A Nestlé não vê nada de lisonjeiro nesse tipo de imitação e vem lutando contra ela nos tribunais, e também através de uma comercialização e distribuição altamente controlada.
Alex Gort-Barten, diretor da Dualit, compara o sistema fechado da Nestlé a "eu dizer a você que você só pode colocar meu pão em uma torradeira Dualit". Ele acrescenta: "Trata-se de um monopólio totalmente cativo, mas ele está começando a enfraquecer nas pontas porque as pessoas estão encontrando meios de burlar o sistema".
A Dualit, além de lançar suas próprias cápsulas, pretende lançar suas próprias cafeteiras este ano. A Starbucks, que começou a vender cápsulas no fim do ano passado, está lançando suas máquinas Verismo através de uma aliança com a Krueger, uma companhia de capital fechado da Alemanha.
"O sofisticado segmento 'single-cup' é o negócio que mais cresce na indústria mundial do café", disse na quinta-feira Howard Schultz, presidente da Starbucks, ao anunciar o lançamento de sua cafeteira.

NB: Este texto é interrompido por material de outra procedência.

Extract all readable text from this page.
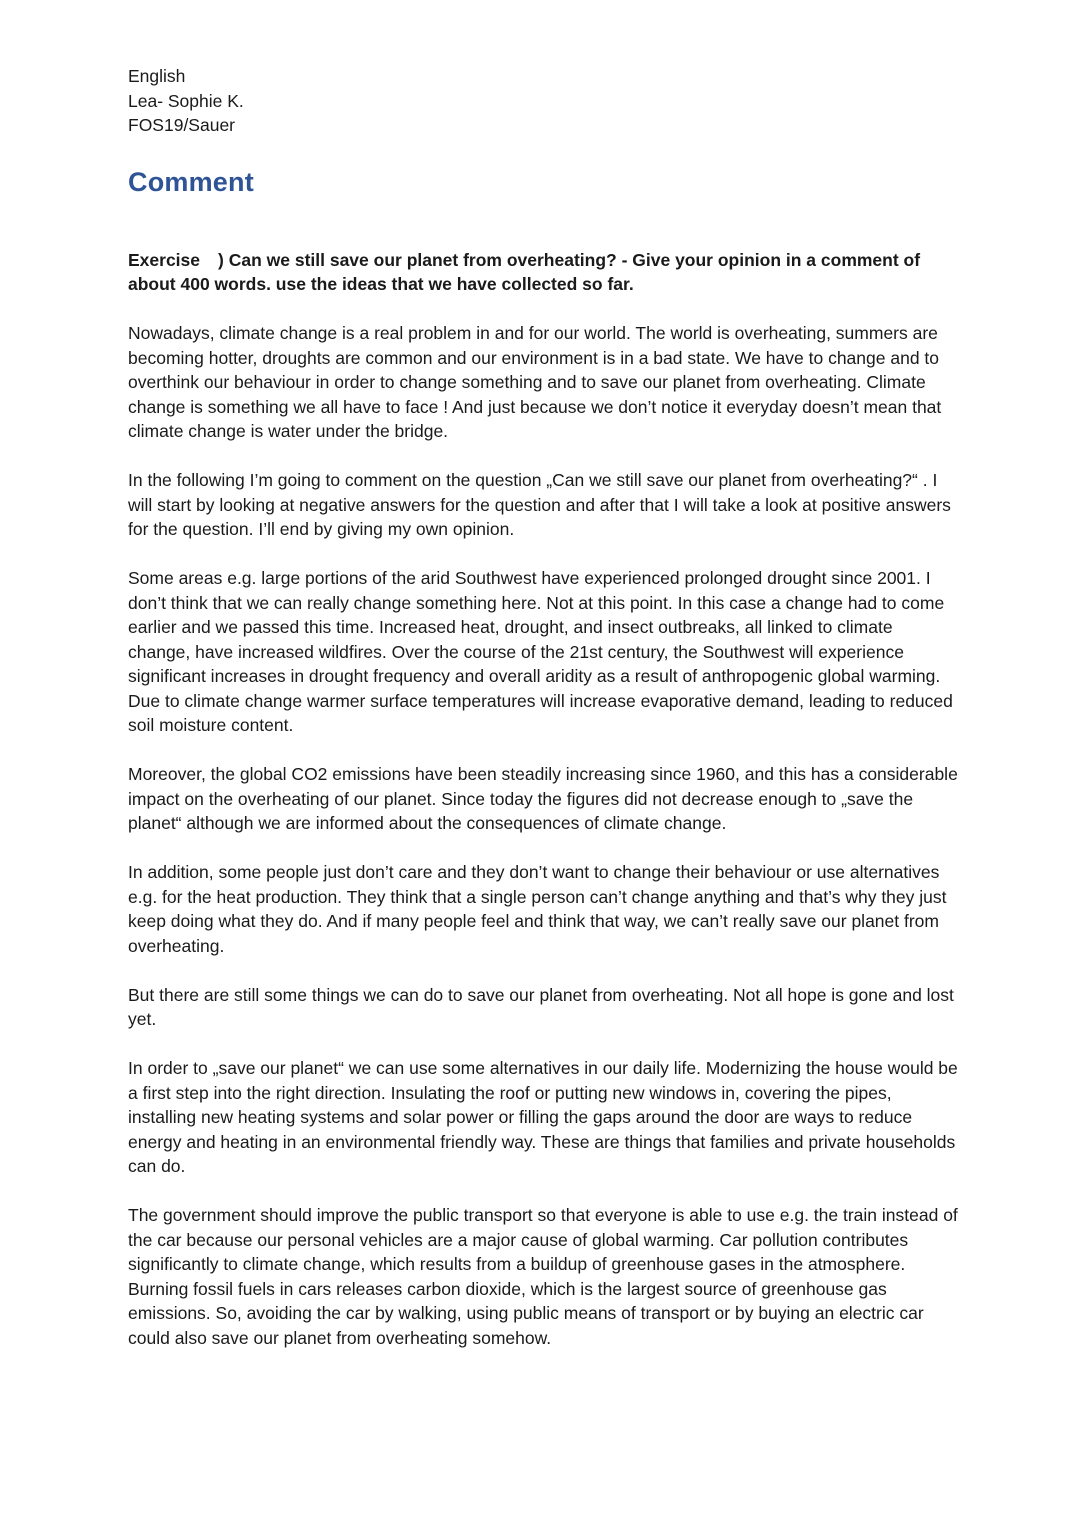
English

Lea- Sophie K.

FOS19/Sauer

Comment

Exercise ) Can we still save our planet from overheating? - Give your opinion in a comment of about 400 words. use the ideas that we have collected so far.

Nowadays, climate change is a real problem in and for our world. The world is overheating, summers are becoming hotter, droughts are common and our environment is in a bad state. We have to change and to overthink our behaviour in order to change something and to save our planet from overheating. Climate change is something we all have to face ! And just because we don’t notice it everyday doesn’t mean that climate change is water under the bridge.

In the following I’m going to comment on the question „Can we still save our planet from overheating?“ . I will start by looking at negative answers for the question and after that I will take a look at positive answers for the question. I’ll end by giving my own opinion.

Some areas e.g. large portions of the arid Southwest have experienced prolonged drought since 2001. I don’t think that we can really change something here. Not at this point. In this case a change had to come earlier and we passed this time. Increased heat, drought, and insect outbreaks, all linked to climate change, have increased wildfires. Over the course of the 21st century, the Southwest will experience significant increases in drought frequency and overall aridity as a result of anthropogenic global warming. Due to climate change warmer surface temperatures will increase evaporative demand, leading to reduced soil moisture content.

Moreover, the global CO2 emissions have been steadily increasing since 1960, and this has a considerable impact on the overheating of our planet. Since today the figures did not decrease enough to „save the planet“ although we are informed about the consequences of climate change.

In addition, some people just don’t care and they don’t want to change their behaviour or use alternatives e.g. for the heat production. They think that a single person can’t change anything and that’s why they just keep doing what they do. And if many people feel and think that way, we can’t really save our planet from overheating.

But there are still some things we can do to save our planet from overheating. Not all hope is gone and lost yet.

In order to „save our planet“ we can use some alternatives in our daily life. Modernizing the house would be a first step into the right direction. Insulating the roof or putting new windows in, covering the pipes, installing new heating systems and solar power or filling the gaps around the door are ways to reduce energy and heating in an environmental friendly way. These are things that families and private households can do.

The government should improve the public transport so that everyone is able to use e.g. the train instead of the car because our personal vehicles are a major cause of global warming. Car pollution contributes significantly to climate change, which results from a buildup of greenhouse gases in the atmosphere. Burning fossil fuels in cars releases carbon dioxide, which is the largest source of greenhouse gas emissions. So, avoiding the car by walking, using public means of transport or by buying an electric car could also save our planet from overheating somehow.
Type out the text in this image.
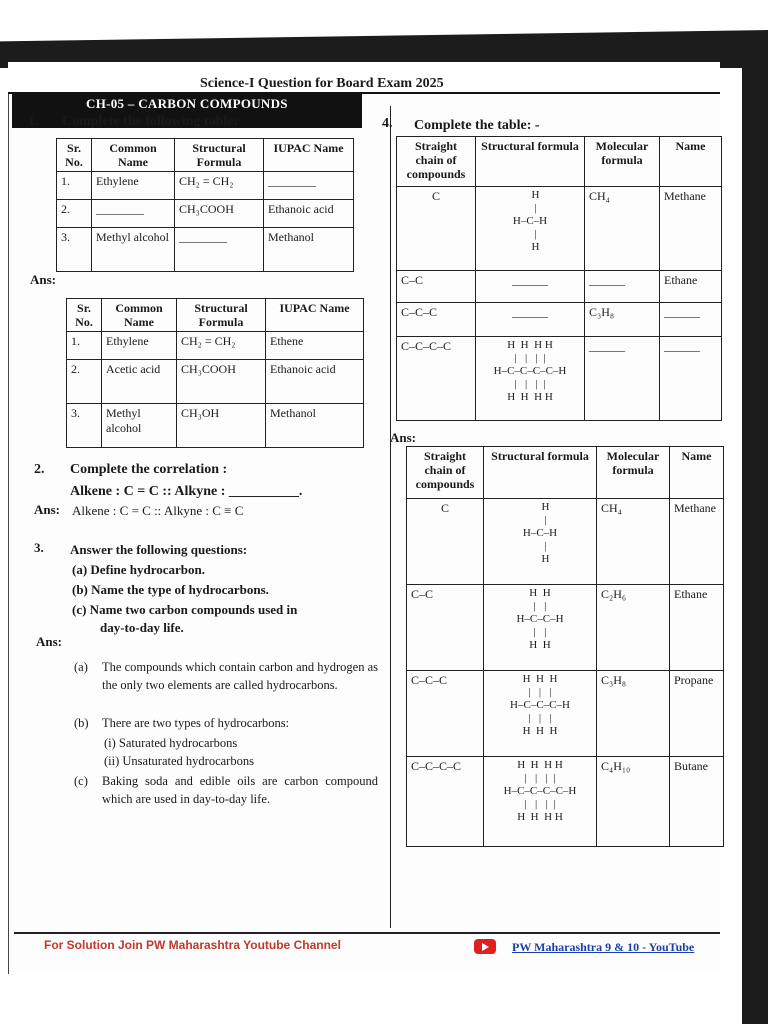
Science-I Question for Board Exam 2025
CH-05 – CARBON COMPOUNDS
1. Complete the following table:
Sr. No.	Common Name	Structural Formula	IUPAC Name
1.	Ethylene	CH₂ = CH₂	________
2.	________	CH₃COOH	Ethanoic acid
3.	Methyl alcohol	________	Methanol
Ans:
Sr. No.	Common Name	Structural Formula	IUPAC Name
1.	Ethylene	CH₂ = CH₂	Ethene
2.	Acetic acid	CH₃COOH	Ethanoic acid
3.	Methyl alcohol	CH₃OH	Methanol
2. Complete the correlation :
Alkene : C = C :: Alkyne : __________.
Ans: Alkene : C = C :: Alkyne : C ≡ C
3. Answer the following questions:
(a) Define hydrocarbon.
(b) Name the type of hydrocarbons.
(c) Name two carbon compounds used in
day-to-day life.
Ans:
(a) The compounds which contain carbon and hydrogen as the only two elements are called hydrocarbons.
(b) There are two types of hydrocarbons:
(i) Saturated hydrocarbons
(ii) Unsaturated hydrocarbons
(c) Baking soda and edible oils are carbon compound which are used in day-to-day life.
4. Complete the table: -
Straight chain of compounds	Structural formula	Molecular formula	Name
C	H
|
H–C–H
|
H	CH₄	Methane
C–C	______	______	Ethane
C–C–C	______	C₃H₈	______
C–C–C–C	H  H  H H
|   |   |  |
H–C–C–C–C–H
|   |   |  |
H  H  H H	______	______
Ans:
Straight chain of compounds	Structural formula	Molecular formula	Name
C	H
|
H–C–H
|
H	CH₄	Methane
C–C	H  H
|   |
H–C–C–H
|   |
H  H	C₂H₆	Ethane
C–C–C	H  H  H
|   |   |
H–C–C–C–H
|   |   |
H  H  H	C₃H₈	Propane
C–C–C–C	H  H  H H
|   |   |  |
H–C–C–C–C–H
|   |   |  |
H  H  H H	C₄H₁₀	Butane
For Solution Join PW Maharashtra Youtube Channel	PW Maharashtra 9 & 10 - YouTube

Projeções da Euromonitor indicam que o mercado estará movimentando US$ 8,5 bilhões por ano dentro de cinco anos.
A Europa passa por um momento de austeridade e não tem sido um mercado animador para muitos fornecedores de bens de consumo, mas é onde a guerra do café vem ocorrendo de maneira mais feroz. Supermercados, que estão lançando suas próprias versões e enchendo as prateleiras com cópias das cápsulas da Nestlé.
A Ethical Coffee Company, criada por Jean-Paul Gaillard, um ex-diretor da marca Nespresso, espera mais que dobrar as vendas de suas cápsulas este ano e também está criando sua primeira cafeteira, que vai aceitar as cápsulas dos concorrentes, e deverá ser lançada no Reino Unido e na Bélgica este ano.
Gaillard não se deixa abater pela série de patentes registradas e processos movidos por sua ex-empresa. A Ethical Coffee está com seu próprio caso contra um réu não revelado na França, por supostos atos de espionagem industrial e calcula que existem apenas seis patentes principais sobre as cápsulas da Nespresso, sendo que ele considera metade delas irrelevantes. "Resumindo, temos mais processos contra a Nestlé do que eles contra nós. Não estamos infringindo nenhuma de suas patentes", afirma ele.
A Nestlé discorda. "Enquanto líderes da categoria, continuaremos adotando as medidas apropriadas para proteger a propriedade intelectual que vem conduzindo o crescimento e a inovação tanto para a Nespresso quanto para o segmento de café em porções", disse a companhia no ano passado.
Essa proteção é tão forte que a Nestlé nem mesmo revela se a Nespresso funciona com as cápsulas concorrentes. A resposta, segundo comerciantes varejistas das máquinas e concorrentes como a Dualit e a Ethical Coffee, é sim.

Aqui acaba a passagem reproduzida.